Plants and Animals in the Life of the Kuna is a collection of research and essays compiled and co-written by Jorge Ventocilla and two indigenous biologists, Heraclio Herrera and Valerio Núñez. It documents Kuna culture, subsistence strategies, and traditional ecological knowledge while warning of the dangers of increased involvement in market economies. It does what many advocate but few accomplish by presenting indigenous views of ecology and culture. Written in large part by the Kuna for the Kuna, this book is one of the first comprehensive publications on ethnobiology that represents indigenous voices, giving outsiders a rare opportunity "to eavesdrop, to listen as they exhort each other, to wake up, and to change."
One chapter provides illuminating information on the behavior and diet of game species and includes unique observations from the local, indigenous vantage point. A case study of hunting in the community of Gangandi highlights the importance of gardens and fallows as wildlife foraging areas, elucidating the intimate relationship between Kuna culture and mammal ecology.

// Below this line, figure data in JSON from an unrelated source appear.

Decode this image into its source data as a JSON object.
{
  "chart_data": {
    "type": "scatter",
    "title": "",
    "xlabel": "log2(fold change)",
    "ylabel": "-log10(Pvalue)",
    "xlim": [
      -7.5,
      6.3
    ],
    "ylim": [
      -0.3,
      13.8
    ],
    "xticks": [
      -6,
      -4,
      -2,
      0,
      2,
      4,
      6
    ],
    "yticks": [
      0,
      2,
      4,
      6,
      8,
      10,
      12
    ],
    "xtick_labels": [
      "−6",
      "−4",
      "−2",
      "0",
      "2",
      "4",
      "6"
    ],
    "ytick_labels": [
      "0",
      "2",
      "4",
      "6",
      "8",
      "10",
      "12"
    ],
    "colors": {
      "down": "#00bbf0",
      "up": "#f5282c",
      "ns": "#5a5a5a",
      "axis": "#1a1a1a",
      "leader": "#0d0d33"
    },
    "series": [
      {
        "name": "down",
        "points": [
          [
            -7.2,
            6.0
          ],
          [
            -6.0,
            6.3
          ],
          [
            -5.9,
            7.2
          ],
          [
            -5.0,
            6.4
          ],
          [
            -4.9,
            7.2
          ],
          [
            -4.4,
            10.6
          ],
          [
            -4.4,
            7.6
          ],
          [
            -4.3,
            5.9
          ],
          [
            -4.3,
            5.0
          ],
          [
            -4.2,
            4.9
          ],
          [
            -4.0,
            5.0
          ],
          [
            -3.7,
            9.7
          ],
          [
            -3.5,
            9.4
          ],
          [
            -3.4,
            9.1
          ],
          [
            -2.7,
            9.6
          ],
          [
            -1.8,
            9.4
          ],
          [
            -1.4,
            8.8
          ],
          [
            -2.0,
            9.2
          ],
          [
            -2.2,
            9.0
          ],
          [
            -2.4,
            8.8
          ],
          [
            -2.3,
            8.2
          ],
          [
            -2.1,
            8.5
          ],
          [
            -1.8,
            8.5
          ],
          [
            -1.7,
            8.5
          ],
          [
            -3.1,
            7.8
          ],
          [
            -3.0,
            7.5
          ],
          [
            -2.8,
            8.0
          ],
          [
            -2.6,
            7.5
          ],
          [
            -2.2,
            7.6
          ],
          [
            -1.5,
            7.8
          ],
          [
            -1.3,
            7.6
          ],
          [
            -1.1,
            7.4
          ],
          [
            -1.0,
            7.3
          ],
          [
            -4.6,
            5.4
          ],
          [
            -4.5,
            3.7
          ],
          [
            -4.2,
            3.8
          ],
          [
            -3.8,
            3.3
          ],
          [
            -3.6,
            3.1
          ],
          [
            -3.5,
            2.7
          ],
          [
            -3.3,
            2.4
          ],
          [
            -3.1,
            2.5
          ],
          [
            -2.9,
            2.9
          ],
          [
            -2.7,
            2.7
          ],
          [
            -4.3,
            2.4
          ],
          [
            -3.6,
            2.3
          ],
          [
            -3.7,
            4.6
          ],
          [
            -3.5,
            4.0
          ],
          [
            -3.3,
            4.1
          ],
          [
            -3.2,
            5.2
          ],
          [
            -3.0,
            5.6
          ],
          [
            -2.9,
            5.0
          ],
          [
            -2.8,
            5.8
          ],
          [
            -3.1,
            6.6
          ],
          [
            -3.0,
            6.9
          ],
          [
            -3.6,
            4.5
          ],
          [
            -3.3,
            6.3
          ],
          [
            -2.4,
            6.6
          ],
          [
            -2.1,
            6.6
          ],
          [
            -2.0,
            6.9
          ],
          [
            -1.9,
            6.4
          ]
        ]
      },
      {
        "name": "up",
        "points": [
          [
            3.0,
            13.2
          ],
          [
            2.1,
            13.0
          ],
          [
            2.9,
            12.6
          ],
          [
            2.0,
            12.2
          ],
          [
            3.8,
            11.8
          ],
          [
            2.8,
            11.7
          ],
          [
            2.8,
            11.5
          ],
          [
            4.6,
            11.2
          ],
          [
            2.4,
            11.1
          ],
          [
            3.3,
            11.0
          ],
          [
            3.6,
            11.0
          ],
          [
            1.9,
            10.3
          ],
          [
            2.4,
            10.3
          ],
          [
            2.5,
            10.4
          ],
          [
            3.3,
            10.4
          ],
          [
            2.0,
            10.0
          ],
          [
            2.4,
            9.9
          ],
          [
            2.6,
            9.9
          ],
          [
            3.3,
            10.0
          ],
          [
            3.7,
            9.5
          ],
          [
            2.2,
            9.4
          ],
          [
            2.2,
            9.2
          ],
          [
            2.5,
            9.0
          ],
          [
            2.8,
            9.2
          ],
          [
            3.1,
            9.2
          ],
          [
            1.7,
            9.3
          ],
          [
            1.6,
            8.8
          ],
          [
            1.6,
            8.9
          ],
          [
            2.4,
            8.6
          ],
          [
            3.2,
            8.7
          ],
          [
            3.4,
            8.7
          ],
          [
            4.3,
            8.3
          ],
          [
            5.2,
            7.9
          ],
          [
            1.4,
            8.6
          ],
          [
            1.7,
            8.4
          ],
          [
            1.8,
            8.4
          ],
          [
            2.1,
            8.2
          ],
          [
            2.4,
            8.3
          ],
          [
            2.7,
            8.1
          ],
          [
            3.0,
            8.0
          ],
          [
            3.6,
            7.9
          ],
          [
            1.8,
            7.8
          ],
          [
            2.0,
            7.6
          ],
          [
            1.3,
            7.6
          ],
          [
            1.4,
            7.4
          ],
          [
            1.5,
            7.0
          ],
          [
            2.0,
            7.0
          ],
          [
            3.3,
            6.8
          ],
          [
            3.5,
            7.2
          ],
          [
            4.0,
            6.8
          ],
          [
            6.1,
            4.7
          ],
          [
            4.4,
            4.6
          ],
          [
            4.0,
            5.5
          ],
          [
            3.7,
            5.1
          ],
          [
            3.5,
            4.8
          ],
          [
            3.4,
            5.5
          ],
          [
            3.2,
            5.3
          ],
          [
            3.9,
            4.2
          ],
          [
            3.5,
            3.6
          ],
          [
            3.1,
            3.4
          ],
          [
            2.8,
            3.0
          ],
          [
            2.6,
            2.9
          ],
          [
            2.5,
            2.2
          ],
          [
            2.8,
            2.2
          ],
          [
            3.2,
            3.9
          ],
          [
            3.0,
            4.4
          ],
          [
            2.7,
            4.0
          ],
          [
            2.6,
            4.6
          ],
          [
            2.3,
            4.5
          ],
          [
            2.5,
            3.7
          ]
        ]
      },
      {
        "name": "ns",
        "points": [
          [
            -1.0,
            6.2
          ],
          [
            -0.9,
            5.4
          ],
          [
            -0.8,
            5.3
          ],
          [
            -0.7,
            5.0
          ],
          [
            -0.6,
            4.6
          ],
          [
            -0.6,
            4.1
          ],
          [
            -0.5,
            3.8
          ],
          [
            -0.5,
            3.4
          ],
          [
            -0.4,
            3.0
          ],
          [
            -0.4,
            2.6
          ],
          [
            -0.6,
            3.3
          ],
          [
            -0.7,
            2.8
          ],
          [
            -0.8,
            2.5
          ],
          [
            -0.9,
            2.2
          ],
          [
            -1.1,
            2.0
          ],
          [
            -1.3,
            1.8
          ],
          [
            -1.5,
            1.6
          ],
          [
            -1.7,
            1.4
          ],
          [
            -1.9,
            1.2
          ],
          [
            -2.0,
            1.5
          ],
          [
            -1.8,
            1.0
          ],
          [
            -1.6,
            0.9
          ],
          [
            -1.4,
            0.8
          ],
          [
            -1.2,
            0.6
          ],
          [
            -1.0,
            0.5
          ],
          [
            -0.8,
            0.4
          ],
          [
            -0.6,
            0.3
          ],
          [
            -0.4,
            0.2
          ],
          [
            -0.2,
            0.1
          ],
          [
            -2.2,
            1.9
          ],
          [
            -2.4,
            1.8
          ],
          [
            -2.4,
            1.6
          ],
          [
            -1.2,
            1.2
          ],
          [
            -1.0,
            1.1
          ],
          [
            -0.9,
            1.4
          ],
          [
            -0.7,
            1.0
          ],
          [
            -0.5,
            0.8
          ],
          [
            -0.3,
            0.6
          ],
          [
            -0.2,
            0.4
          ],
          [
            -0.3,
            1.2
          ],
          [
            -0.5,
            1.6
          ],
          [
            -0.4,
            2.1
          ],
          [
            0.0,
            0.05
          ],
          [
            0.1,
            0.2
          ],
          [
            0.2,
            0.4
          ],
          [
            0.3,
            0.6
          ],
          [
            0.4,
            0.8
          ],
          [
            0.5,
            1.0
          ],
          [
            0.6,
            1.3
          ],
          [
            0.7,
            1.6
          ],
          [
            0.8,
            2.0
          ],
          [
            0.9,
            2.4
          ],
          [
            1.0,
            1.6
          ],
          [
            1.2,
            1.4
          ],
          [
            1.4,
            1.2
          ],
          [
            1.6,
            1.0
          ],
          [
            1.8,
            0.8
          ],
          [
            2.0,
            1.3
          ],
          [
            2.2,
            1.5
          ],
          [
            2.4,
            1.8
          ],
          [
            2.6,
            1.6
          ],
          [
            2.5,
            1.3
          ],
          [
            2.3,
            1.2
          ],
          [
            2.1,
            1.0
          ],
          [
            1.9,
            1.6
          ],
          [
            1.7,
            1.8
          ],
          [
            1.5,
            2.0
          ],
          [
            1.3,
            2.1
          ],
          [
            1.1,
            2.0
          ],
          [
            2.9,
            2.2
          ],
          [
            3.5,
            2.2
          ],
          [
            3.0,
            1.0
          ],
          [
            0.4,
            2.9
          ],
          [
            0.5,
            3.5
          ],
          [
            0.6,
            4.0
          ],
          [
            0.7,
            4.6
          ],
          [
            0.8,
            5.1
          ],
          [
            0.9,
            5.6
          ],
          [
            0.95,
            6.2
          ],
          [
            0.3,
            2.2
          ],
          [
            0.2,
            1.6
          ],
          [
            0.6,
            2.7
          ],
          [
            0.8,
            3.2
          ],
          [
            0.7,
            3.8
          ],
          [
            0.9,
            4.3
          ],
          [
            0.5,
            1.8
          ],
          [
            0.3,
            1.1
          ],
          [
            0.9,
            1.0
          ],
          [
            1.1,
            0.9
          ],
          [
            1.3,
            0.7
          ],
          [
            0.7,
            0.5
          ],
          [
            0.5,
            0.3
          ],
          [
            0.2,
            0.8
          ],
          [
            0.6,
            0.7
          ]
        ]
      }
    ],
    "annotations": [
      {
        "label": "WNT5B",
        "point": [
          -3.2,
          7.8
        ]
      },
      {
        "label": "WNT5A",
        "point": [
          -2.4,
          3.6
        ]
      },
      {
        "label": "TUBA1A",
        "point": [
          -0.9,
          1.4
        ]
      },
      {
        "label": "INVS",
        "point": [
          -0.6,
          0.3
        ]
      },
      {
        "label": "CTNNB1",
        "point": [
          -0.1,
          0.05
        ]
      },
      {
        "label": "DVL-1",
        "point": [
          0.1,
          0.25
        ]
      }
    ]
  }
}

Another chapter describes the natural history and economy of lobsters, while yet another details the medicinal uses of more than 25 plants. Elegant drawings and illustrations by Kuna artists personalize the book, offering a window into daily life in the region. The book also includes moving testimonials from indigenous leaders who laud the spiritual connections between Kuna culture and the natural world, and lament the corrupting influence of insatiable market demand. Today, few young people are willing to take advantage of the `living libraries' embodied in their elders, turning instead to paid employment and the sale of natural products. By supplanting traditional sharing and exchange, money is undermining the cultural unity of the Kuna that has been so essential in their collective struggle for self-determination.
The authors provide a wealth of scientific and cultural information that is as fascinating as it is critical. The book reveals the sterility of debates in which indigenous peoples are labeled as either `noble savages' or unwitting enemies of nature by demonstrating that the Kuna are acutely aware of their impact on natural resources and that they have the skills to actively participate in innovative conservation management strategies that integrate Western science and age-old traditions.